Sean Reilly, of the Mobile Register Washington bureau reports. Excerpt:
WASHINGTON — As the FBI hunts the source of a news leak involving the Sept. 11 terrorist attacks, some members of Congress have agreed to undergo lie detector tests. U.S. Sen. Richard Shelby of Alabama isn’t one of them.
“The Senate, and I assume, the House, has always investigated their own,” Shelby, R-Tuscaloosa, recently told the Associated Press, arguing that the tests would violate the separation of powers between the legislative and executive branches of government.
That nuanced argument doesn’t sit well with some scientists at the nation’s high-security nuclear weapons labs, who blame Shelby for bluntly forcing the controversial test on many of their colleagues after a furor over alleged Chinese espionage.

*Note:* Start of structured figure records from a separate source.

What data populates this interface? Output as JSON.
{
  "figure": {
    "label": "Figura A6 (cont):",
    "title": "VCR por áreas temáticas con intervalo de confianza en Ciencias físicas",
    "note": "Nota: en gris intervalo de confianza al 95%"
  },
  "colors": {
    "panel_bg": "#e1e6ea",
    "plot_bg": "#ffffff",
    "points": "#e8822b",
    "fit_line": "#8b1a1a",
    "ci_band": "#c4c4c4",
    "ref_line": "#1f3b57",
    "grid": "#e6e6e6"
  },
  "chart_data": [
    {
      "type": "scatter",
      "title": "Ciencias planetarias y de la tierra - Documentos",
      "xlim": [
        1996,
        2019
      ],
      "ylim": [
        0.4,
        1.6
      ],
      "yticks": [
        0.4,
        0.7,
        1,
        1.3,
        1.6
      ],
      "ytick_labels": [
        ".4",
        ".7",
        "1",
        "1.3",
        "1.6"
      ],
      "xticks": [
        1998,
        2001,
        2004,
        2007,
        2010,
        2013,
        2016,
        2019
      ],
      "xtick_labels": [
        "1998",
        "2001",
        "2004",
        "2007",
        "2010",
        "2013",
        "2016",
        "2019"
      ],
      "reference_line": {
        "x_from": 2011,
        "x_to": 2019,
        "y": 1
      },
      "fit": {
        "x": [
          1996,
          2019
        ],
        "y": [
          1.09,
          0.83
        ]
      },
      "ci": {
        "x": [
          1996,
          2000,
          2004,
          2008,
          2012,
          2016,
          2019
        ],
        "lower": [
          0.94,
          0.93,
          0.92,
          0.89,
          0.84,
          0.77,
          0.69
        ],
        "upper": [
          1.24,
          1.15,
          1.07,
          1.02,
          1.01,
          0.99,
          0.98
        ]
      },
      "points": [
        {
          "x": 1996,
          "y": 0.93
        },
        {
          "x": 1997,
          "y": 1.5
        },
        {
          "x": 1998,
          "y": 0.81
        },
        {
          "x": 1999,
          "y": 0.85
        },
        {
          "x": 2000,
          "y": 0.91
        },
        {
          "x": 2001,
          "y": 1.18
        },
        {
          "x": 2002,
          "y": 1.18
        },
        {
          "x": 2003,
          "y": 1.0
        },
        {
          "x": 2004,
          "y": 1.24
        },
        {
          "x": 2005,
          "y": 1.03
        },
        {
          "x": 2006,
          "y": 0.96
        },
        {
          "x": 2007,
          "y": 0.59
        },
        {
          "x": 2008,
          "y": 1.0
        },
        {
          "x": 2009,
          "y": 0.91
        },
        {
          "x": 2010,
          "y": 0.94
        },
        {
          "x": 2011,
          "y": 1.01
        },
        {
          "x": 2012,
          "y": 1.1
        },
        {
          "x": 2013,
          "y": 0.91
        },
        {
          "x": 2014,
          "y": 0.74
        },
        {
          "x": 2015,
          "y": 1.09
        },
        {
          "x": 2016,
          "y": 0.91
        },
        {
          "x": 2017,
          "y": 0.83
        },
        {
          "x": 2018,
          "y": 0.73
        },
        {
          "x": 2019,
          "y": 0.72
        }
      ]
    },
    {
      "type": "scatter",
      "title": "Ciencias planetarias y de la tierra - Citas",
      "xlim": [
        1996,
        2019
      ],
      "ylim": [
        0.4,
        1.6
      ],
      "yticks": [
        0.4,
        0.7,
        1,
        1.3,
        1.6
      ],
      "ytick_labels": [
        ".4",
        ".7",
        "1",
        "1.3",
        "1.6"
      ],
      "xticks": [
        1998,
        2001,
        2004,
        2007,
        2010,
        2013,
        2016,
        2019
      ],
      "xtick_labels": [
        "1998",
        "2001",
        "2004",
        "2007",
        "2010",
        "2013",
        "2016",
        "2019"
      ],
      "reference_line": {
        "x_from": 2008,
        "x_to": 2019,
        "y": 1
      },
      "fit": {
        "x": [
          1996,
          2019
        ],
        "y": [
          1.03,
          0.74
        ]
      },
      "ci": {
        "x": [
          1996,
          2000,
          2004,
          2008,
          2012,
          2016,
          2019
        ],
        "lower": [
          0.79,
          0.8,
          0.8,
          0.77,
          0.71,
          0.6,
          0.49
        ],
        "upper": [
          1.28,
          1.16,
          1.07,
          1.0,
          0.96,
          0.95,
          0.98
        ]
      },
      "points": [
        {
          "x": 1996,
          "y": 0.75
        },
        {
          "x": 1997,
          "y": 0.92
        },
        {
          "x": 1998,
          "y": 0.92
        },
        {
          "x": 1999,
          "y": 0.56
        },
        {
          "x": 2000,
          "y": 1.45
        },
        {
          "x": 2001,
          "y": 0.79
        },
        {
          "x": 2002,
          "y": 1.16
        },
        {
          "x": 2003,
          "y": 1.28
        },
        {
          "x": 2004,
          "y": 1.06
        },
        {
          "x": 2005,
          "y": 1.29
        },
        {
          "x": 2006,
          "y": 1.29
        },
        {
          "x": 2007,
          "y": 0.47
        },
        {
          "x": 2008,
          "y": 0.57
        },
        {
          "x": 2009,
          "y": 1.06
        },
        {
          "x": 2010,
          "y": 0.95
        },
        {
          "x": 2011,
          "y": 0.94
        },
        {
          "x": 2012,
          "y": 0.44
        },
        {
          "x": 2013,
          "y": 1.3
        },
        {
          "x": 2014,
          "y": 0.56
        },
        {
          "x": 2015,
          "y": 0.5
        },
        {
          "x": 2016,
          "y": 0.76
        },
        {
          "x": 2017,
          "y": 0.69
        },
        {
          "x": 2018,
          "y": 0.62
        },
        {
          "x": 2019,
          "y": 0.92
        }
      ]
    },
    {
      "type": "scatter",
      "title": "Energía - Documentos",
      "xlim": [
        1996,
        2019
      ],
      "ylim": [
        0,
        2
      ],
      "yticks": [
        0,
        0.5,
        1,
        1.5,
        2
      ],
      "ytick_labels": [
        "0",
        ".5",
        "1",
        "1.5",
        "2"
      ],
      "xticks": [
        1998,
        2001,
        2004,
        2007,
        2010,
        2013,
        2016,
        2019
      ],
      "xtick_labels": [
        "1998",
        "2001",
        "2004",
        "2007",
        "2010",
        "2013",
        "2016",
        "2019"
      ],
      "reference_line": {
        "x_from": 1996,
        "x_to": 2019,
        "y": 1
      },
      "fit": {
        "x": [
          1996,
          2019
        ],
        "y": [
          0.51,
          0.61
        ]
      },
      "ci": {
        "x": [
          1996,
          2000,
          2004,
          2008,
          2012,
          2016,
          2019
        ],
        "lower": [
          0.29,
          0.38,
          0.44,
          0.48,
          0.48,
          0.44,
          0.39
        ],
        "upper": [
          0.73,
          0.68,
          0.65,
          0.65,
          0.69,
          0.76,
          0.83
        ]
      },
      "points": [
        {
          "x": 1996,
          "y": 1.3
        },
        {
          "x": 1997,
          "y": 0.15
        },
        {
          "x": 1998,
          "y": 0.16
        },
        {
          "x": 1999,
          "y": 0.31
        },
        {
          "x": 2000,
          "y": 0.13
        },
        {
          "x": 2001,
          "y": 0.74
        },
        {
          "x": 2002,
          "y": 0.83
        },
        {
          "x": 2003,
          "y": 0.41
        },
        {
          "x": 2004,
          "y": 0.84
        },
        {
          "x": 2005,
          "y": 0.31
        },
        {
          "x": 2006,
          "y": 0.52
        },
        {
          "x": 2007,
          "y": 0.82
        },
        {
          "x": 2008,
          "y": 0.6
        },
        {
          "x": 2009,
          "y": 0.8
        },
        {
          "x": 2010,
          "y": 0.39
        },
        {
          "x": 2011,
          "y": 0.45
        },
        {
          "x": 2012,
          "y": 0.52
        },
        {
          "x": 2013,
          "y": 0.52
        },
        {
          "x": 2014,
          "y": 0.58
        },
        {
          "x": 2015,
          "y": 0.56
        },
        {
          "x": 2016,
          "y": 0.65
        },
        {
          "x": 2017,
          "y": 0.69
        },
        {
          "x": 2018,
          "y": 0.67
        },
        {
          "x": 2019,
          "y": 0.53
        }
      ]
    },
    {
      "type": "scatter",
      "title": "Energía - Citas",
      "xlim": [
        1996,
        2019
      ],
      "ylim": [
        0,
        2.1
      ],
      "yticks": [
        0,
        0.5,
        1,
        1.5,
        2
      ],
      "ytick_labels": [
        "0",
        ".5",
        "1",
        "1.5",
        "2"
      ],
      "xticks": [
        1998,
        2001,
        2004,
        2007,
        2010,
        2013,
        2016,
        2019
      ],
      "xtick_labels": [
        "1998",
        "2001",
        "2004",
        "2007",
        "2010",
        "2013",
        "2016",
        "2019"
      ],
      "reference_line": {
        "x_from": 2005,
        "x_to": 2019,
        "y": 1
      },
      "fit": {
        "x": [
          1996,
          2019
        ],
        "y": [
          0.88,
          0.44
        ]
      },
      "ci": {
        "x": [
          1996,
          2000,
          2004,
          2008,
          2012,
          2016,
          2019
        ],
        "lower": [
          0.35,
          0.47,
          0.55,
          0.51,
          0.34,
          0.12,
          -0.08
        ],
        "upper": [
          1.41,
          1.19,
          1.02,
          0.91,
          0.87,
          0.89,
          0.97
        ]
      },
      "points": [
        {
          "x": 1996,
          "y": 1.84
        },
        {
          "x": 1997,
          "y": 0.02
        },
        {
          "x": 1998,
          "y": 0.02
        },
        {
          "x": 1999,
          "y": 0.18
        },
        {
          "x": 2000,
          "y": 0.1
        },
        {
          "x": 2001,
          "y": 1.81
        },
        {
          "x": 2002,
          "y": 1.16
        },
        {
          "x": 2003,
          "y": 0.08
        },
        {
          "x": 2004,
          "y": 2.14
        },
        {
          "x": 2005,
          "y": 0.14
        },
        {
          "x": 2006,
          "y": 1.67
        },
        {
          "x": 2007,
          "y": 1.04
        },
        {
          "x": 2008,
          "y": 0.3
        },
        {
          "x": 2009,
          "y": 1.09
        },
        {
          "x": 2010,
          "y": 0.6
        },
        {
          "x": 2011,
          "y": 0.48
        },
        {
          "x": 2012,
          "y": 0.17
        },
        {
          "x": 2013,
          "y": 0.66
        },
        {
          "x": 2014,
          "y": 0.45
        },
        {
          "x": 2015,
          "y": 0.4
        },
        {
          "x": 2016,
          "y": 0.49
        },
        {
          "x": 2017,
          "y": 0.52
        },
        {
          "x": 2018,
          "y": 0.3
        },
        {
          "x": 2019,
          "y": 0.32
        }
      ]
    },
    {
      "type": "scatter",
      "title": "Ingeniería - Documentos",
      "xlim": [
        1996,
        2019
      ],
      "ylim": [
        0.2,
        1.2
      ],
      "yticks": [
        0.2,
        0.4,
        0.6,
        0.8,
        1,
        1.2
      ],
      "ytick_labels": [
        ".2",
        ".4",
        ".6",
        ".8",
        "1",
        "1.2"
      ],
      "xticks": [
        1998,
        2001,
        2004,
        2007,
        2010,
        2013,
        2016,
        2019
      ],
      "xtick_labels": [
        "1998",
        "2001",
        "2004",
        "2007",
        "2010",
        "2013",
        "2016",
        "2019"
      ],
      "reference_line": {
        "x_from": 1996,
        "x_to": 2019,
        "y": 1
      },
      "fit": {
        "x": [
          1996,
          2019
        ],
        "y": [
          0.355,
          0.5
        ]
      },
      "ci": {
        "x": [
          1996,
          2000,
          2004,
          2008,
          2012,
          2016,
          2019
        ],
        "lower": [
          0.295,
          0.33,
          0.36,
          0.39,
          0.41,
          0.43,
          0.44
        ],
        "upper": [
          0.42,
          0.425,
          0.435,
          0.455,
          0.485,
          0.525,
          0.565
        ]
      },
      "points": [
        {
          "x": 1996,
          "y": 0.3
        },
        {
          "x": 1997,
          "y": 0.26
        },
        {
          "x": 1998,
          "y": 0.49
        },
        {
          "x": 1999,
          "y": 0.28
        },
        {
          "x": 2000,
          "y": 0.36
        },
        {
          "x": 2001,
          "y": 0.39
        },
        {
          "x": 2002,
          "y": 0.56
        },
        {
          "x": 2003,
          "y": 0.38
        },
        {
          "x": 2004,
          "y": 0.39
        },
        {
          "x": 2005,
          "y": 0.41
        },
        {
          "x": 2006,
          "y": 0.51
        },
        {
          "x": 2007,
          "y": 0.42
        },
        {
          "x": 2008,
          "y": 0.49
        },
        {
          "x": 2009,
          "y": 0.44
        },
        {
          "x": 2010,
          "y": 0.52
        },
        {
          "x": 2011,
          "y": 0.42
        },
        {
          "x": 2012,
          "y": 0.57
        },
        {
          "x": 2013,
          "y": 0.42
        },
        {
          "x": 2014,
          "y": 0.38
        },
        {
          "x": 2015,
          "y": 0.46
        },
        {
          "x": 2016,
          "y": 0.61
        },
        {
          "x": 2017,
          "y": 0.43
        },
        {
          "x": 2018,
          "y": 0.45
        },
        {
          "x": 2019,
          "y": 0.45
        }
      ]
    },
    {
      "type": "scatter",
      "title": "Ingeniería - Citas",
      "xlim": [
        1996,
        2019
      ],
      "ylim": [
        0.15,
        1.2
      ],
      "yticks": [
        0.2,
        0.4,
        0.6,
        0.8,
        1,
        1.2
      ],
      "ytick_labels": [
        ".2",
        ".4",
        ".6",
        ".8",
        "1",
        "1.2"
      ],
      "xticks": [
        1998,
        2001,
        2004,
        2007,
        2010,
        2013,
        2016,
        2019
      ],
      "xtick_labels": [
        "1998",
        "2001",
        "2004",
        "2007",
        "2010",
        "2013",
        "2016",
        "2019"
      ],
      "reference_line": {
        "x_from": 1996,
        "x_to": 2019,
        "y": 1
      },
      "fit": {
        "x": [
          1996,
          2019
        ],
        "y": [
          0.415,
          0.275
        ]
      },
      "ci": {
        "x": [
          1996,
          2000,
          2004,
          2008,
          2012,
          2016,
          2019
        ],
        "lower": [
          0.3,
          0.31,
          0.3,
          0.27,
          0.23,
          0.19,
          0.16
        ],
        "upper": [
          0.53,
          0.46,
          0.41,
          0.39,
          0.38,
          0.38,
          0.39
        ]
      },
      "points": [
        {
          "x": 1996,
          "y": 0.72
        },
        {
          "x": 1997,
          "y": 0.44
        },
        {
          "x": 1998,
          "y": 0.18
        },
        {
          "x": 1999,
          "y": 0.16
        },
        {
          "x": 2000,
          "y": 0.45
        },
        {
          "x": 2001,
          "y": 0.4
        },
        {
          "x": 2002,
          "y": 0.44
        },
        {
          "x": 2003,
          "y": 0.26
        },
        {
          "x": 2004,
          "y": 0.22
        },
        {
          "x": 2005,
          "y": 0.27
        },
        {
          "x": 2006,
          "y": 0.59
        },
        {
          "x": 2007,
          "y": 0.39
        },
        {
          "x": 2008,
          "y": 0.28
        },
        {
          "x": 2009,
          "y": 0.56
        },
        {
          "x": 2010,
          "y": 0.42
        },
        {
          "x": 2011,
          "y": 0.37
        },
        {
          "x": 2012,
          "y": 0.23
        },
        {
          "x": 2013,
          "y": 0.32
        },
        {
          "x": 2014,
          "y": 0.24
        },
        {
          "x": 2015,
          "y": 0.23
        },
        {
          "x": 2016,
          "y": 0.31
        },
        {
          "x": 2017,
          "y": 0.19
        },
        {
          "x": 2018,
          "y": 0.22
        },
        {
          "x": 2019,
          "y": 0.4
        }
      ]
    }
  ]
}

“He’s not only a hypocrite, he’s illogical,” said Dr. Alan Zelicoff, a senior scientist and physician at Sandia National Laboratories in New Mexico. If Congress can require lie-detector tests at executive branch departments, Zelicoff suggested Wednesday, why not the reverse?
The dispute in effect went national last week. In an opinion piece published in The Washington Post, Zelicoff accused Shelby of adding language to a defense bill two years ago that subjected 15,000 scientists to polygraph tests — with their security clearances on the line if they refused. The Mobile Register ran the column in Wednesday’s newspaper.
In an interview Wednesday, Zelicoff said his information came from congressional sources that he would not name.
In response, Shelby spokeswoman Andrea Andrews denied responsibility for the lie-detector language. Shelby’s sole action, she said, was to offer an amendment pertaining to waivers from the testing requirements. Andrews could not immediately say late in the afternoon whether Shelby supported the new, expanded requirements.
Whoever bears responsibility, the exchange underscores the unease that continues to surround lie-detector machines, also known as polygraphs. They operate on the principle that heart rate, perspiration and other physical responses are tell-tale signals of someone’s truthfulness.
The problem is that experience just doesn’t bear out that assumption, critics charge. Not only have some notorious spies succeeded in beating the machine, they say, but polygraphs sometimes mistakenly indicate that someone is lying.
“As long as even one person is being polygraphed, there’s a problem because it’s an unreliable device,” said Patrick Weidhaas, a long-time computer scientist at Lawrence Livermore National Laboratory in California.
Several members of the U.S. Supreme Court summed up the debate in a 1998 decision.
“There is simply no consensus that polygraph evidence is reliable,” they concluded. “To this day, the scientific community remains extremely polarized about the reliability of polygraph techniques.”